La rame file, brillante, quasi silencieuse. Une prouesse technique, nous dit-on. Une « merveille », souffle l’élite politico-économique de Montréal, bien à l’abri derrière leurs tables rondes et rides en cravate. Mais qui a demandé cette merveille ? Qui l’a rêvée, dessinée, décidée ? Certainement pas les communautés de Deux-Montagnes. Pas les chauffeurs et chauffeuses qui y bossent. Pas les usagers qui regardent passer le train et sentent qu’il leur échappe, au propre comme au figuré.
Le REM n’est pas qu’une ligne de transport : c’est le symbole criant d’un modèle qui fait du commun une machine privatisée. Gestion confiée à CDPQ Infra. Pas de reddition de comptes démocratique. Pas d’assemblées citoyennes. Les collectifs locaux comme « Mobilité Populaire Deux-Montagnes » dénoncent un projet imposé d’en haut, bâti sur l’arrogance technophile et l’effacement du politique. Isa, chauffeuse depuis 15 ans, me dit : « J’ai conduit pour des lignes pleines de défauts, mais au moins on existait dans leur cadre. Là, j’ai l’impression de piloter un vaisseau où la voix humaine est en sourdine. »
On vend l’innovation comme une religion. Mais un dieu sans fidèles n’est qu’une idole creuse. Le REM Deux-Montagnes roule, oui, mais pour qui ? Pour quoi ? Sans ancrage communautaire, sans accès réel aux contrôles, sans pouvoir décisionnel des premiers concernés, cette infrastructure devient un mirage d’avenir. Un écran de verre et d’acier où se reflètent les profits, pas les visages. L’aménagement du territoire est politique ; le train aussi. Et quand il fonce sans frein populaire, il peut dérailler loin du bien commun.
L’urgence climatique, les inégalités de mobilité, la fatigue des travailleuses invisibles : tout appelle aujourd’hui à réinventer nos transports en commun… mais pas en technocratie déconnectée. Ce qu’il faut, c’est une démocratie ferroviaire. Une gouvernance directe des usager·es, des travailleurs, des communautés. Une éthique de l’ancrage plutôt que la foi aveugle dans le progrès piloté par la finance. On veut des trains pour les peuples, pas pour les tableaux Excel de la Caisse de dépôt.

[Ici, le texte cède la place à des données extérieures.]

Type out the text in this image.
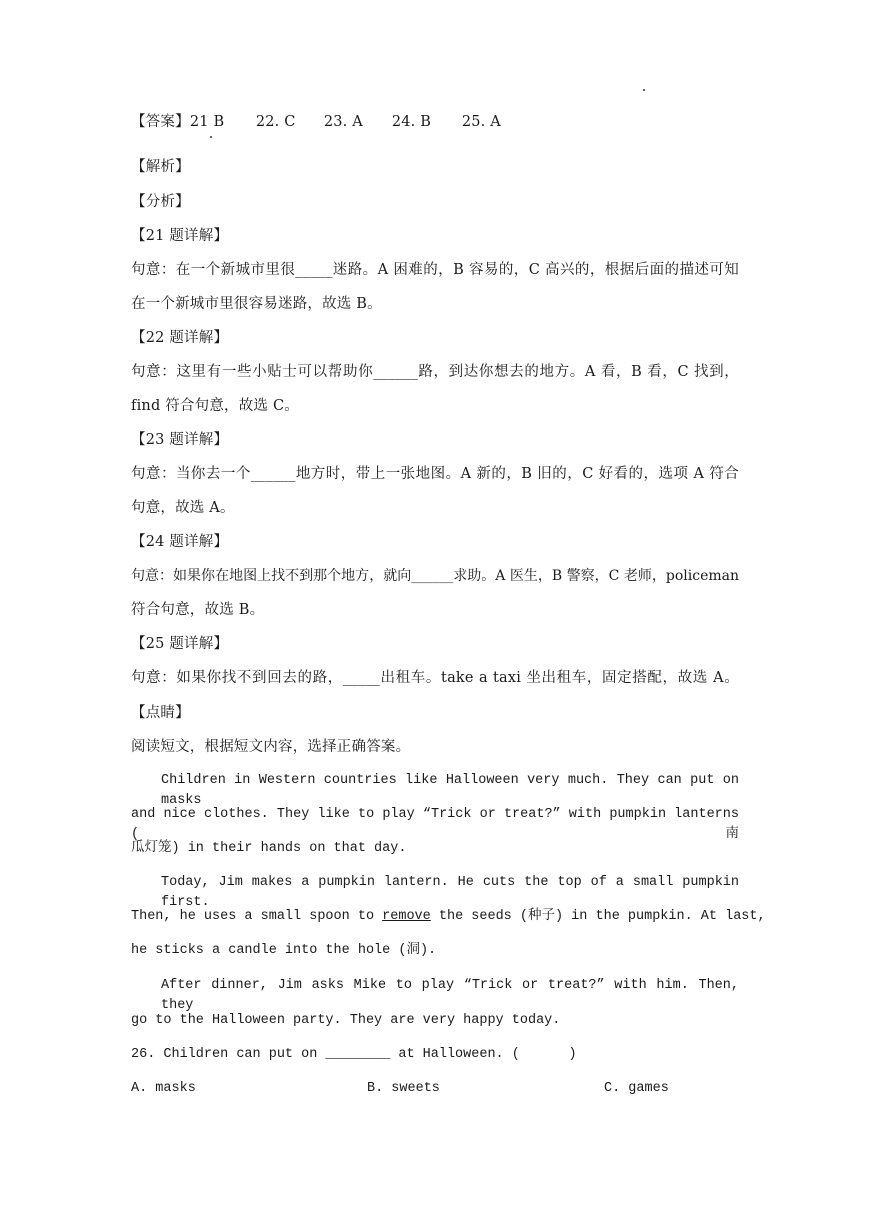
【答案】21 B 22. C 23. A 24. B 25. A
【解析】
【分析】
【21 题详解】
句意：在一个新城市里很_____迷路。A 困难的，B 容易的，C 高兴的，根据后面的描述可知
在一个新城市里很容易迷路，故选 B。
【22 题详解】
句意：这里有一些小贴士可以帮助你______路，到达你想去的地方。A 看，B 看，C 找到，
find 符合句意，故选 C。
【23 题详解】
句意：当你去一个______地方时，带上一张地图。A 新的，B 旧的，C 好看的，选项 A 符合
句意，故选 A。
【24 题详解】
句意：如果你在地图上找不到那个地方，就向______求助。A 医生，B 警察，C 老师，policeman
符合句意，故选 B。
【25 题详解】
句意：如果你找不到回去的路，_____出租车。take a taxi 坐出租车，固定搭配，故选 A。
【点睛】
阅读短文，根据短文内容，选择正确答案。
Children in Western countries like Halloween very much. They can put on masks
and nice clothes. They like to play “Trick or treat?” with pumpkin lanterns (南
瓜灯笼) in their hands on that day.
Today, Jim makes a pumpkin lantern. He cuts the top of a small pumpkin first.
Then, he uses a small spoon to remove the seeds (种子) in the pumpkin. At last,
he sticks a candle into the hole (洞).
After dinner, Jim asks Mike to play “Trick or treat?” with him. Then, they
go to the Halloween party. They are very happy today.
26. Children can put on ________ at Halloween. (      )
A. masks	B. sweets	C. games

Le REM pourrait être un levier de justice. Il devient vitrine d’un capitalisme vert lavé à grands frais. Tant que nous ne reprenons pas les aiguillages — avec nos voix, nos votes, nos visions —, le train du futur ne fera que nous laisser sur le quai. Engageons-nous. Pour que chaque arrêt soit une délibération. Chaque connexion, une solidarité. Et chaque trajet, un projet de société partagé.